Delivery drivers and runners who worked for FedEx Ground Package System, Inc. have not been paid proper overtime wages in accordance with New Mexico law, a proposed class action alleges.
The plaintiff, who worked for FedEx through an independent service provider (ISP) between 2016 and February 2020, says he often worked well over 40 hours per week yet was paid only a day rate without time-and-a-half overtime wages.
According to the case, FedEx is ultimately responsible for ensuring drivers and runners are paid in accordance with state law, and cannot skirt its compliance obligations by “inserting ISPs between it and its drivers/runners.”
The lawsuit says that FedEx switched to the ISP model—whereby the company employs drivers through intermediary entities—to avoid liability after “years of defending litigation” challenging its classification of drivers as independent contractors.

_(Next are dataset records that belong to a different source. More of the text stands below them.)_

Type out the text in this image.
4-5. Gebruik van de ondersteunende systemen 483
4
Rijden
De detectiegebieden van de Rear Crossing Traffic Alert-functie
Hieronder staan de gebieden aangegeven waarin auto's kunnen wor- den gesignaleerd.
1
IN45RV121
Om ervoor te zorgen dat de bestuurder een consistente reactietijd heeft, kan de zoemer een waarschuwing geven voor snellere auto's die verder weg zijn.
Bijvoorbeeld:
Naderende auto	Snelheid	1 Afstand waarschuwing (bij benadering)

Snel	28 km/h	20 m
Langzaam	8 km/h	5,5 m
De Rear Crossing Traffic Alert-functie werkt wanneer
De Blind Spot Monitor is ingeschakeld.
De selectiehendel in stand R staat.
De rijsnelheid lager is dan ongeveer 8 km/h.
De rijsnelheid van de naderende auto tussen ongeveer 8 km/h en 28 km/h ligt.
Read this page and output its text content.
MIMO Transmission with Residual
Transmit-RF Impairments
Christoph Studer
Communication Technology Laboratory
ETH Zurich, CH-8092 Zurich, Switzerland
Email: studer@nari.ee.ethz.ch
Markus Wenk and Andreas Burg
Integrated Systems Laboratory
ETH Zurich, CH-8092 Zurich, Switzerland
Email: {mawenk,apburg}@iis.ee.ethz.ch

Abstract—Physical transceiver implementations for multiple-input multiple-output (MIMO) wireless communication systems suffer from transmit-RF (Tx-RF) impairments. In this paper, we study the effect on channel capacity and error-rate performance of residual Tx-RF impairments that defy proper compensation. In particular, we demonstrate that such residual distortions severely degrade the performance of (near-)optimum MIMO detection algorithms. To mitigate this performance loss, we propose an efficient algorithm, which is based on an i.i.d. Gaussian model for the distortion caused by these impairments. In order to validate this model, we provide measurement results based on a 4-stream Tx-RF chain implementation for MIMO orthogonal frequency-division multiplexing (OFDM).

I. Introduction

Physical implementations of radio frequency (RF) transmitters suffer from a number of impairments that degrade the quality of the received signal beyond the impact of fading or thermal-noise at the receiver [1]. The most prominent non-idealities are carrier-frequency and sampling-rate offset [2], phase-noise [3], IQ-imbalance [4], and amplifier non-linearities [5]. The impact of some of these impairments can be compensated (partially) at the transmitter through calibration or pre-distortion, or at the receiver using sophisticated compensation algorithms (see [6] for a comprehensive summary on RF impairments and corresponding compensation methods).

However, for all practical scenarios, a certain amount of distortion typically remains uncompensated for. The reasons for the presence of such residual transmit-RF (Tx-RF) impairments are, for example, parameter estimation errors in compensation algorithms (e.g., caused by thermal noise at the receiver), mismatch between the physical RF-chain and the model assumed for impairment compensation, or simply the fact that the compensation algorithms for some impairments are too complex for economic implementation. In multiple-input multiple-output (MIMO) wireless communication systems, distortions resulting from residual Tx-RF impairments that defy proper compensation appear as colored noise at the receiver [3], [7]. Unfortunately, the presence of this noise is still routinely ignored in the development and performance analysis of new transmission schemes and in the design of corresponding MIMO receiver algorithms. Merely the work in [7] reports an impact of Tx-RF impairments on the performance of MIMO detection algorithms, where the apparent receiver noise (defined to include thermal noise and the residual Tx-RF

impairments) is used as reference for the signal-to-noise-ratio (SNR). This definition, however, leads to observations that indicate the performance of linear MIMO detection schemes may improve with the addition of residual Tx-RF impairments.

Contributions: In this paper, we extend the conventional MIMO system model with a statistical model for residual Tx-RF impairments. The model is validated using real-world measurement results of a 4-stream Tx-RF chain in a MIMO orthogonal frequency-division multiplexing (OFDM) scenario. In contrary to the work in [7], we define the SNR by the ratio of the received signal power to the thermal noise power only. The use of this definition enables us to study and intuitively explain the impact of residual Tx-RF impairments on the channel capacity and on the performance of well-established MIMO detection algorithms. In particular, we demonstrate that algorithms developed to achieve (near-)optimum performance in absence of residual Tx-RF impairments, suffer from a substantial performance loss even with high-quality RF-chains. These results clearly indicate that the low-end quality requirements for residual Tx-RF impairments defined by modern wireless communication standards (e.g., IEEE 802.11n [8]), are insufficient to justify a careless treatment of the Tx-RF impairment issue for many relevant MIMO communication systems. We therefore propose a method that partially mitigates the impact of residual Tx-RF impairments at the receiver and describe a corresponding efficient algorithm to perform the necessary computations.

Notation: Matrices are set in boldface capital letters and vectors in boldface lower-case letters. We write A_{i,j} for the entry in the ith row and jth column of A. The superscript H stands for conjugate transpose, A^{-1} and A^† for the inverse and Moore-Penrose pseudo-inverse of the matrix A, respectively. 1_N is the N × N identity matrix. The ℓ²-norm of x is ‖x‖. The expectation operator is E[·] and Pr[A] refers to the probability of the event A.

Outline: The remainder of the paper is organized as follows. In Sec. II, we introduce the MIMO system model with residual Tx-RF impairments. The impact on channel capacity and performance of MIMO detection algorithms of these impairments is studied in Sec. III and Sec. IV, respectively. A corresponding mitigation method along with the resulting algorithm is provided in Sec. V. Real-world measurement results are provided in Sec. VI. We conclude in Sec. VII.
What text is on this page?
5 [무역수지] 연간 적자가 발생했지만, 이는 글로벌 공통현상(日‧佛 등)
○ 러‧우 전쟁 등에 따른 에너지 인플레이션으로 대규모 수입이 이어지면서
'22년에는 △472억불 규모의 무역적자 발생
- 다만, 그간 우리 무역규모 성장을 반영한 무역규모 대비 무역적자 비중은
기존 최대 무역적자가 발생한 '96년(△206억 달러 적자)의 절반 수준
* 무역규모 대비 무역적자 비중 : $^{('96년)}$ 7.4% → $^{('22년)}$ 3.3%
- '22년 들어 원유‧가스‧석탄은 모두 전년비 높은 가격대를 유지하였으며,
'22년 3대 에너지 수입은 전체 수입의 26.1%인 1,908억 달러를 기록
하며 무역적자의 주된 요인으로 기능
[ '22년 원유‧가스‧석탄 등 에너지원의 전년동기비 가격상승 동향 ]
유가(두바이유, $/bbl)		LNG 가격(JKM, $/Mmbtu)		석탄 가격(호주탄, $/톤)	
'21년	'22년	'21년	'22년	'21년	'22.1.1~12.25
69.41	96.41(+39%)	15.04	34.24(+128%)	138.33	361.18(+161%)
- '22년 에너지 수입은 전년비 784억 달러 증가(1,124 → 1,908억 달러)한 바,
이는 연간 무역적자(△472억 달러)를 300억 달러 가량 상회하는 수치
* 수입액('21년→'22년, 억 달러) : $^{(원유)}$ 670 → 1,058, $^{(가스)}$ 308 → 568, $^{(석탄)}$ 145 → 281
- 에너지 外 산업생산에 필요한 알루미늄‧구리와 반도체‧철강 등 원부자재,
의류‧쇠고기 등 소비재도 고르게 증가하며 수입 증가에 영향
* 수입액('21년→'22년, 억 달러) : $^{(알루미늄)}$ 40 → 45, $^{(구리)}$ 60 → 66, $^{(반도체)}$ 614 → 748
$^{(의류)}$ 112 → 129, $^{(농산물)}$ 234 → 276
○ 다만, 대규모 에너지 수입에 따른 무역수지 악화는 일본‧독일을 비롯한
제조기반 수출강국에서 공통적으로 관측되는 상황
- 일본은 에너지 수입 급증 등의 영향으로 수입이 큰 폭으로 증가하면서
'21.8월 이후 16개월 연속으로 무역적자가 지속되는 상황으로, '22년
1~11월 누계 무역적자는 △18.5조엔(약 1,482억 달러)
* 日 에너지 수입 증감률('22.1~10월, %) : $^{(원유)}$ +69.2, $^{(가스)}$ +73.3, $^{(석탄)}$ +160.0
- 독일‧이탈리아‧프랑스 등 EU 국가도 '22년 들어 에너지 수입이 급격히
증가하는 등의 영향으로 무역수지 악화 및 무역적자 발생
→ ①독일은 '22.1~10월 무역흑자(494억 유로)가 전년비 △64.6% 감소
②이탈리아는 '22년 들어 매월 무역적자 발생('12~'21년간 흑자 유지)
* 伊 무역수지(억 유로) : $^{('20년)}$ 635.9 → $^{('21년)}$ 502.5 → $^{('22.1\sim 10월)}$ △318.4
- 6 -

“By creating a system in which FedEx employs delivery drivers and runners through intermediary FedEx ISPs, who generally have no other delivery business other than delivering to FedEx customers, FedEx has attempted to evade its responsibilities under the [New Mexico Minimum Wage Act],” the suit contests.
Under the ISP system, FedEx maintains a significant level of control over drivers and runners’ job duties, the suit says. Drivers and runners typically work full time for FedEx, delivering FedEx packages to FedEx customers while wearing FedEx uniforms and driving vehicles bearing the company’s logo and color scheme, according to the case.
Further, the services rendered by drivers and runners is integral to the defendant’s business, and must be performed in accordance with strict policies and procedures dictated by both FedEx and ISPs, the suit relays.
“These policies include a strict schedule of pickup and delivery of its packages to comply with FedEx’s same-day delivery requirements,” the complaint reads.
The case goes on to allege that FedEx “micromanages” the manner in which drivers and runners complete their assigned work, including by requiring workers to wear FedEx uniforms and place specific signage on their vehicles; assigning deliveries that must be delivered at a set time; requiring drivers and runners to scan all packages with scanners designated by the defendant; fielding comments and complaints regarding drivers’ and runners’ work performance and using its own discretion to take action in response; monitoring workers’ performance and tracking whether deliveries are “successful” based on its own standards; and maintaining authority to require that ISPs terminate drivers and runners.
When drivers work for a different ISP or even directly for FedEx, their job duties and procedures “do not differ in any material way,” the suit adds.
Despite the foregoing, drivers and runners were paid fixed “day rates” that did not include overtime pay even when they worked more than 40 hours per week, the lawsuit alleges. The plaintiff claims he generally worked 12 to 18 hours per day, six days per week, without receiving time-and-a-half overtime.
The plaintiff looks to represent all current or former New Mexico FedEx drivers and runners who were paid day rates without overtime compensation.